Mas quem fez o almoço hoje foi eu,
então deixei na geladeira o bendito pé de couve porque o meu interesse era
fazer um peixe ao forno. Eu sou chique, né? Comprei ontem um filé de tucunaré,
um peixe da Amazônia bem gostoso e o deixei hoje de manhã fora da geladeira
para derreter o meio quilo de gelo que vem dentro do filé congelado. Com limão
capeta que apanho no limoeiro do vizinho. Ele me deu acesso a seu quintal só
para pegar o danado do limão capeta que dá mais que chuchu na cerca. Mas o
limão capeta não tem nada de afrodisíaco, apenas ajuda na imunidade do velhote
(velhote é a puta que pariu), importante se cuidar senão o corona vírus vai te
pegar e não adiantará ter cara de velhote (velhote é a puta que pariu) sarado,
ela vai te pegar do mesmo jeito.
Voltando ao peixe, que descongelou
todo o gelo que o fedaputa do fornecedor coloca dentro para aumentar o peso,
ajeitei-o na vasilha, besuntei-o (gostei da palavra) com um temperinho caseiro
da mulher (coisa boa, a mulher e o tempero), e acrescentei cebola, alho,
tomates, pimentões e batatas pré-cozidas e besuntei (ô palavrinha gostosa) com
azeite de oliva e foi tudo para o forno. Fiz também um arroz com camarão
pequeno e a madame fez uma salada das boas e fomos para a mesa. A essa altura
eu já estava meio bêbado de tanto álcool em gel, mas mesmo assim abri um vinho
português, um Porta do Casal, safra dois mil e quinze que, segundo enólogos, é
a melhor safra da década no mundo todo. Convidamos também nosso vizinho, sim, o
do limão capeta, não por causa do limão, mas porque é gente boa e sempre
engraçado. Almoçamos os três aquele manjar por mim preparado (desculpem os auto
elogios, mas ficou bom pra caralho), rimos e conversamos.

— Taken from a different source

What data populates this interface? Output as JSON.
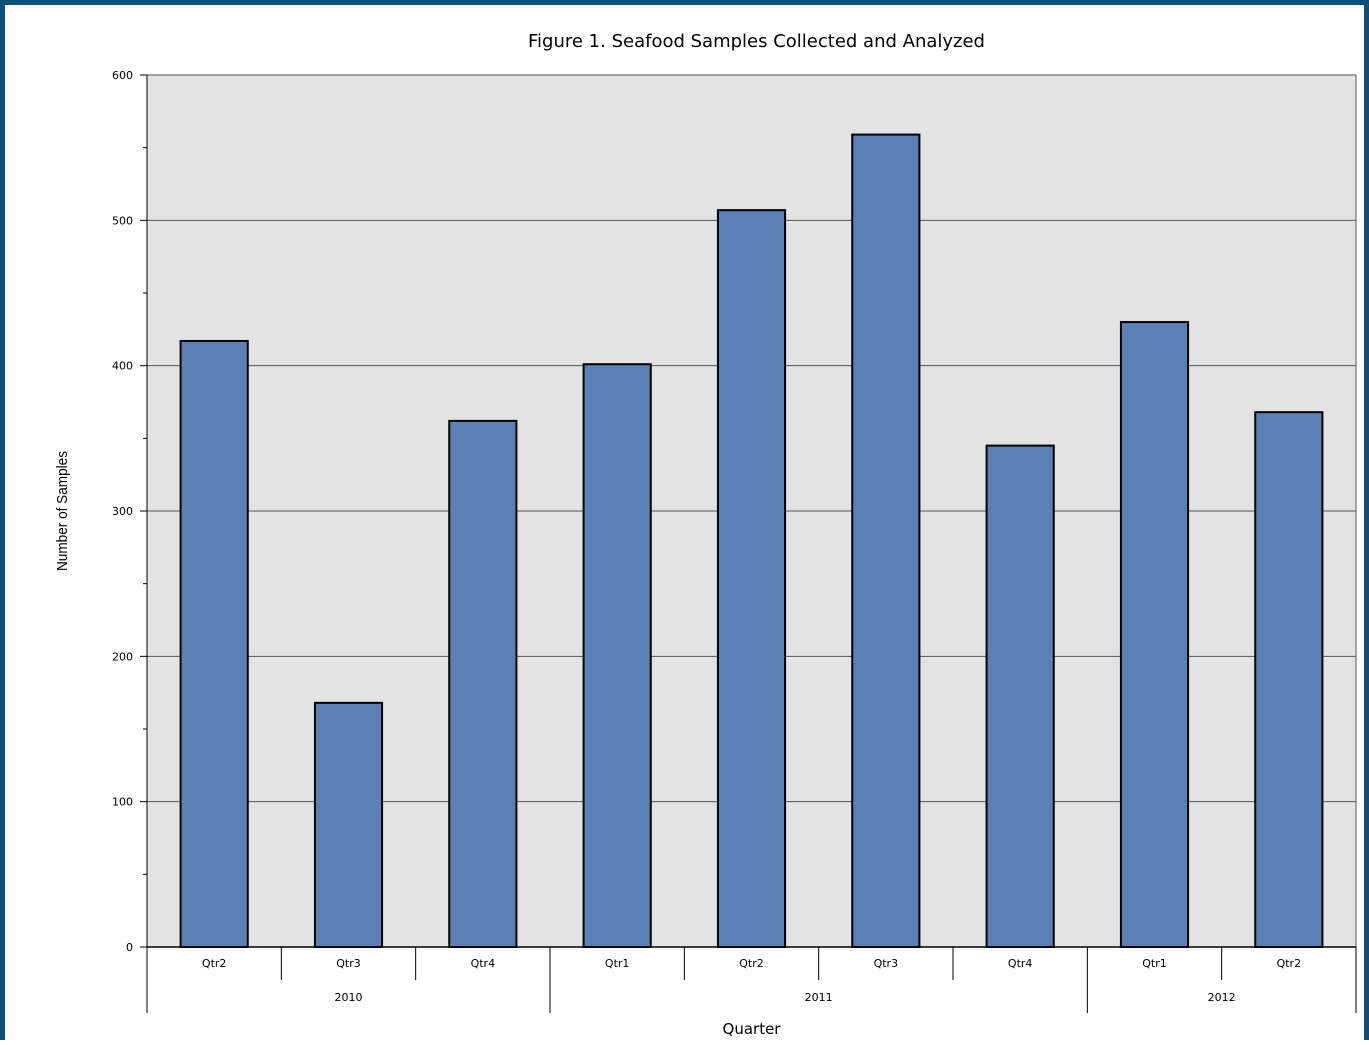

Depois do cafezinho, eu a mulher que
comigo divide o espaço em quarentena (será que ela está me aguentando, afinal
em meu currículo está assinalado pelas ex-mulheres que sou chato pra caralho)
fomos para a cama entre juras de amor e cenas obscenas que não terei o
desplante de escrever aqui. Afinal, estou gostando pacas dela e não posso expor
nossos pormenores amorosos que não são nada menores, bom dizer. Estamos de lua
de mel em quarentena. Afinal viemos morar juntos quando a porra do Sars-cov2
resolveu bagunçar o coreto e a economia do mundo e matar alguns velhotes (velhote
é a puta que te pariu), principalmente aqueles com histórico de doenças. Ainda
bem que chatice não é doença. Então, sigamos.